Saint Lydia, “Equal to the Apostles” (May 20) is considered the first convert to Christ in Europe. She was a “worshipper of God” when Paul first met her, meaning that she was a Gentile who was devoted to the God of Israel and participated in Jewish worship. The group met at the river most likely because there was no synagogue in Phillipi and because “living water” was an important feature of ritual washing in Jewish life.
Gentiles—and women especially—were attracted to Judaism for its monotheism, ancient tradition and strong moral values. In fact, the 1st century Jewish historian Josephus notes that the wives of many Romans in Damascus “were almost all of them addicted to the Jewish religion” (Jewish Wars, 2.560.) Although polytheism was still the public practice, this was increasingly being reinterpreted within a monotheistic philosophical framework.
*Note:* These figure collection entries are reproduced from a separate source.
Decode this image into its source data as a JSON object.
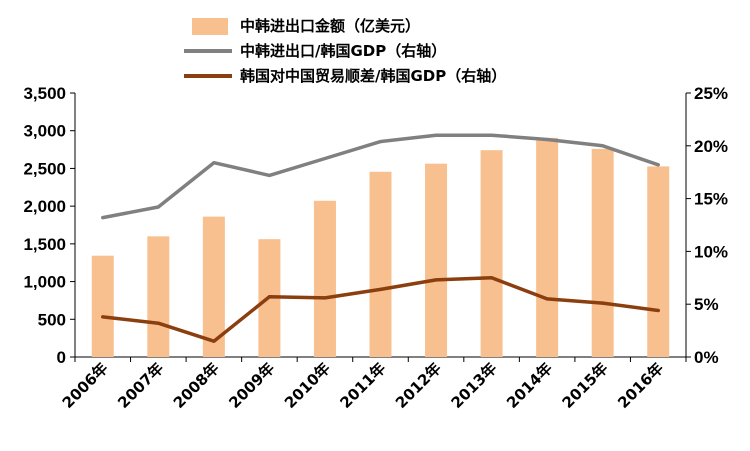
{
  "chart_data": {
    "type": "bar",
    "categories": [
      "2006年",
      "2007年",
      "2008年",
      "2009年",
      "2010年",
      "2011年",
      "2012年",
      "2013年",
      "2014年",
      "2015年",
      "2016年"
    ],
    "series": [
      {
        "name": "中韩进出口金额（亿美元）",
        "type": "bar",
        "axis": "left",
        "color": "#F9C08F",
        "values": [
          1343,
          1600,
          1861,
          1562,
          2071,
          2456,
          2563,
          2742,
          2905,
          2759,
          2527
        ]
      },
      {
        "name": "中韩进出口/韩国GDP（右轴）",
        "type": "line",
        "axis": "right",
        "color": "#808080",
        "values": [
          13.2,
          14.2,
          18.4,
          17.2,
          18.8,
          20.4,
          21.0,
          21.0,
          20.6,
          20.0,
          18.2
        ]
      },
      {
        "name": "韩国对中国贸易顺差/韩国GDP（右轴）",
        "type": "line",
        "axis": "right",
        "color": "#8B3E0E",
        "values": [
          3.8,
          3.2,
          1.5,
          5.7,
          5.6,
          6.4,
          7.3,
          7.5,
          5.5,
          5.1,
          4.4
        ]
      }
    ],
    "y_left": {
      "range": [
        0,
        3500
      ],
      "ticks": [
        0,
        500,
        1000,
        1500,
        2000,
        2500,
        3000,
        3500
      ],
      "tick_labels": [
        "0",
        "500",
        "1,000",
        "1,500",
        "2,000",
        "2,500",
        "3,000",
        "3,500"
      ]
    },
    "y_right": {
      "range": [
        0,
        25
      ],
      "ticks": [
        0,
        5,
        10,
        15,
        20,
        25
      ],
      "tick_labels": [
        "0%",
        "5%",
        "10%",
        "15%",
        "20%",
        "25%"
      ]
    },
    "legend_position": "top",
    "grid": false
  }
}
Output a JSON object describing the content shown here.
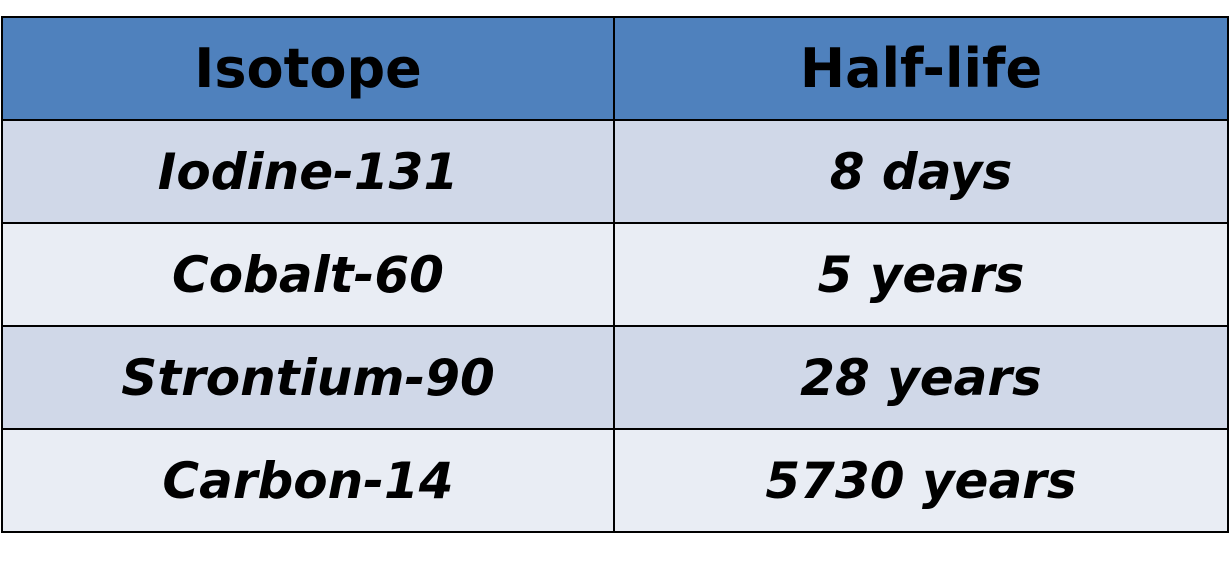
{
  "table": {
    "headers": [
      "Isotope",
      "Half-life"
    ],
    "rows": [
      [
        "Iodine-131",
        "8 days"
      ],
      [
        "Cobalt-60",
        "5 years"
      ],
      [
        "Strontium-90",
        "28 years"
      ],
      [
        "Carbon-14",
        "5730 years"
      ]
    ]
  },
  "colors": {
    "header_bg": "#4f81bd",
    "row_odd_bg": "#d0d8e8",
    "row_even_bg": "#e9edf4",
    "border": "#000000",
    "text": "#000000"
  }
}
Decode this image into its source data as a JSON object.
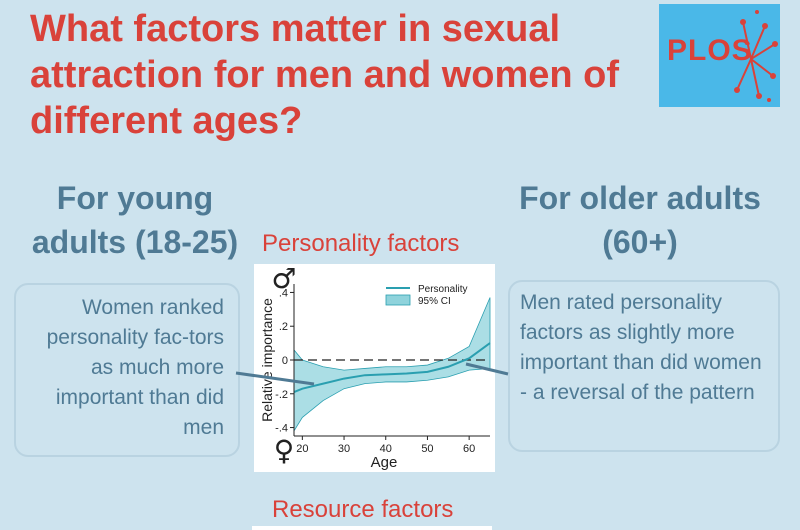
{
  "title": "What factors matter in sexual attraction for men and women of different ages?",
  "logo": {
    "text": "PLOS"
  },
  "young": {
    "heading": "For young adults (18-25)",
    "note": "Women ranked personality fac-tors as much more important than did men"
  },
  "older": {
    "heading": "For older adults (60+)",
    "note": "Men rated personality factors as slightly more important than did women - a reversal of the pattern"
  },
  "panels": {
    "personality": "Personality factors",
    "resource": "Resource factors"
  },
  "colors": {
    "title": "#d9423a",
    "heading": "#4f7a94",
    "background": "#cde3ee",
    "line": "#2a9fb0",
    "band": "#8fd3dc",
    "logo_bg": "#4ab8e8"
  },
  "chart_data": {
    "type": "line",
    "x": [
      18,
      20,
      25,
      30,
      35,
      40,
      45,
      50,
      55,
      60,
      65
    ],
    "series": [
      {
        "name": "Personality",
        "values": [
          -0.19,
          -0.17,
          -0.14,
          -0.11,
          -0.09,
          -0.085,
          -0.08,
          -0.07,
          -0.04,
          0.01,
          0.1
        ]
      },
      {
        "name": "95% CI",
        "lower": [
          -0.42,
          -0.34,
          -0.24,
          -0.17,
          -0.14,
          -0.13,
          -0.13,
          -0.12,
          -0.1,
          -0.06,
          -0.05
        ],
        "upper": [
          0.06,
          0.0,
          -0.04,
          -0.06,
          -0.05,
          -0.04,
          -0.04,
          -0.03,
          0.01,
          0.08,
          0.37
        ]
      }
    ],
    "xlabel": "Age",
    "ylabel": "Relative importance",
    "xticks": [
      "20",
      "30",
      "40",
      "50",
      "60"
    ],
    "yticks": [
      ".4",
      ".2",
      "0",
      "-.2",
      "-.4"
    ],
    "top_marker": "♂",
    "bottom_marker": "♀",
    "xlim": [
      18,
      65
    ],
    "ylim": [
      -0.45,
      0.45
    ],
    "reference_line": 0,
    "legend_position": "top-right"
  }
}
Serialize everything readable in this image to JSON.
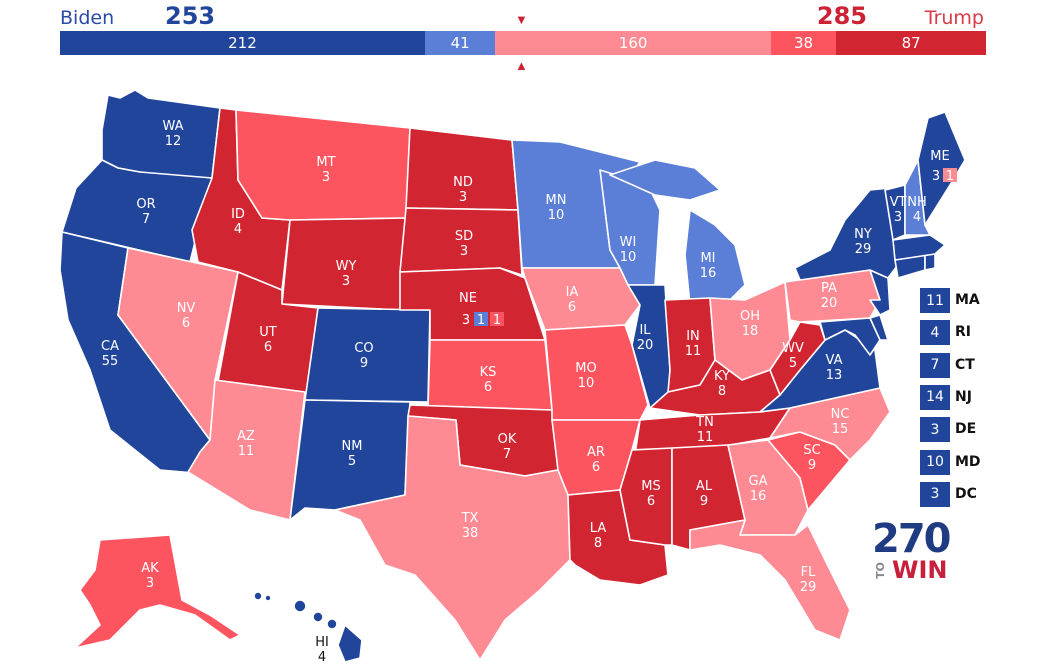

Lydia was also a woman of means (perhaps a widow, but not necessarily), a business-owner with servants, a large home and the freedom, authority and respectability to invite (and prevail upon) a party of men to stay at her house. Her home in Phillipi became the center of the fledgling Christian community and a prime example of the success of house churches as a pattern for mission.
As the Orthodox Study Bible notes here, “Paul is the church planter par excellence, and his work remains the model for building churches. He starts with people already attuned to God and expands for them the fullness of the gospel message.”
Yesterday the officers met with Metropolitan Tikhon to catch up after two weeks of intense activity and travels.
Today we will celebrate Mid-Pentecost in Saint Sergius chapel. His Beatitude then heads for Washington, DC for tomorrow’s commemoration of the Armenian Genocide at the National Cathedral.